When 34-year-old Bandra-based businessman Vishal (surname withheld on request) heard his wife had delivered in 22 weeks of pregnancy, he expected to see an “alien-looking” pre-term baby, not sure how developed his physical features would be. Born weighing 610 gram and measuring 32 cm, Nirvaan remained in neonatal intensive care unit for 132 days since his birth on May 12, surviving internal brain bleed, hernia surgery, eye treatment and three punctures near his lung.
This is one of the youngest pre-term babies to survive in India. In 2011, a 24-week newborn boy, Surya, had survived in Mumbai followed by another 23-week baby, Sakshi, who also survived. In the latest case, a team of 14 doctors and over 50 nurses were posted to handle the baby. Nirvaan now weighs 3.72 kg and is slated to get discharged in two days from the Surya hospital in Santacruz (West).
“It was 11 in the morning when I was undergoing scans and had lower back pain. The labour started immediately and by 2.14 pm, the baby was delivered. I did not even get time to prepare,” says Retika, 34, who works as a manager in an aviation company. She suffered from urinary tract infection when she went into labour pain. According to gynaecologist Sejal Desai, she delivered within minutes of reaching the hospital in Santacruz, from Bandra.

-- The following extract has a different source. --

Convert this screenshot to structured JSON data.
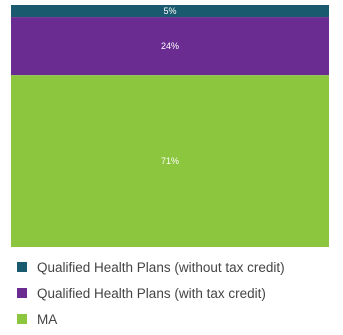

Nirvaan was placed on high frequency ventilator support in the delivery room itself. Doctors at Surya hospital said that survival chances of such pre-term births are 15-20 per cent, of which half who do survive develop neurological problems. “When I saw our baby in an incubator, the emotional bond was formed. We discussed with our family and decided to try whatever was medically available to save him,” Vishal says. “In the first six weeks, it was difficult to say whether he would survive. After his third surgery where air around his lung was punctured out, I asked my wife whether we should let it go,” the father adds.
Nirvaan had underdeveloped brain and lungs, while his other organs were too premature to function on their own. He was put on respiratory support for 12 weeks. The under-developed brain faces risk of internal bleeding. Nirvaan suffered from a brain bleed once but recovered.
“Such babies may suffer from neurological problems. We conducted five ultrasounds to ensure there was no anomaly,” neonatologist Dr Hari Balasubramanian said, adding, “sometimes it was difficult to clearly spot the baby in the bundle of tubes, gadgets, incubator and ventilator support he was in.”
Nirvaan required a hernia operation when he was 3.5 months old. Another laser surgery to treat damage in the retina, retinopathy, was conducted along with multiple blood transfusions. According to Dr Bhupendra Avasthi, director of Surya hospital, survival chances were high once the baby weighed 1 kg.
Two weeks ago, the 4.5-month-old baby was weaned off ventilator support and put on breast feed. “It’s been very difficult, specially for our baby to survive all this,” Retika says. While government hospitals do not have the sophistication to handle such cases, such as portable x-rays, CT-scans, constant nursing manpower, and neonatologists, private treatment comes at huge costs. A single day’s ICU charge was Rs 10,000, taking the cost of just intensive support for 132 days to Rs 13.2 lakh. Cost of other variables such as surgeries, tests and medications can escalate the bill beyond Rs 20 lakh.
In government hospitals, doctors have been able to help babies weighing as low as 700 grams survive after pre-term delivery post 30 weeks. Across Maharashtra, there are 36 newborn care units to support such neonatals, but no neonatologist to treat critically ill newborns.